Now the integration of the force vector is carried out.

\begin{align*} I_{i}^{f} & =\int \limits _{x=-a}^{x=a}\int \limits _{y=-b}^{y=b}\begin {Bmatrix} N_{1}\left ( x,y\right ) \\ N_{2}\left ( x,y\right ) \\ N_{3}\left ( x,y\right ) \\ N_{4}\left ( x,y\right ) \end {Bmatrix} f\left ( x,y\right ) \,dxdy\\ & =\int \limits _{x=-a}^{x=a}\int \limits _{y=-b}^{y=b}\begin {Bmatrix} \frac {1}{A}\left ( a-x\right ) \left ( b-y\right ) \\ \frac {1}{A}\left ( a+x\right ) \left ( b-y\right ) \\ \frac {1}{A}\left ( a+x\right ) \left ( b+y\right ) \\ \frac {1}{A}\left ( a-x\right ) \left ( b+y\right ) \end {Bmatrix} f\left ( x,y\right ) \,dxdy \end{align*}

In the above, the integration depends on the physical location of the element.

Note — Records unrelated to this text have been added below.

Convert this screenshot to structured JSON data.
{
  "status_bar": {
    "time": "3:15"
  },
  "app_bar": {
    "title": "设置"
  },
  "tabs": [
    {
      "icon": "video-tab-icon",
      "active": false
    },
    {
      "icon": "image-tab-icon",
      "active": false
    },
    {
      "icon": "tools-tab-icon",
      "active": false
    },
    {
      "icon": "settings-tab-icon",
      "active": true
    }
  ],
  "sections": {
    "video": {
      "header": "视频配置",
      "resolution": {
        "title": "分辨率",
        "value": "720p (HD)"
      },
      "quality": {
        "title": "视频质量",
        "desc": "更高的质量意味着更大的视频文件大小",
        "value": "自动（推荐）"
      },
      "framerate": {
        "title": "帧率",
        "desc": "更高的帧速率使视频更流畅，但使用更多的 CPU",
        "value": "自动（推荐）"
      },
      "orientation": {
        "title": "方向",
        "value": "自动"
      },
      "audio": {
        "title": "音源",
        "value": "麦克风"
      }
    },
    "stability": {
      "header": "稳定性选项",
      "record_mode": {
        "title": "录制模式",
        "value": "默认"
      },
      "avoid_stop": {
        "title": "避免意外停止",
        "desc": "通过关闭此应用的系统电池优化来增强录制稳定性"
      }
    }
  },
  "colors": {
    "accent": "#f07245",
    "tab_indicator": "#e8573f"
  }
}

We used a local coordinate system initially to obtain the shape functions. This has now to be transformed to the global coordinates system. Taking the center of each element as \(\left ( x_{0},y_{0}\right ) \) then we need to replace \(a\rightarrow x_{0}+a\) and \(b\rightarrow y_{0}+b\) everywhere in the above integral. We did not have to do this for finding the local stiffness matrix, since that did not depend on the physical location of the element (it was constant). But for the integration of the force function, we need to do this mapping. In the code, the center of each element is found, and the replacement is done.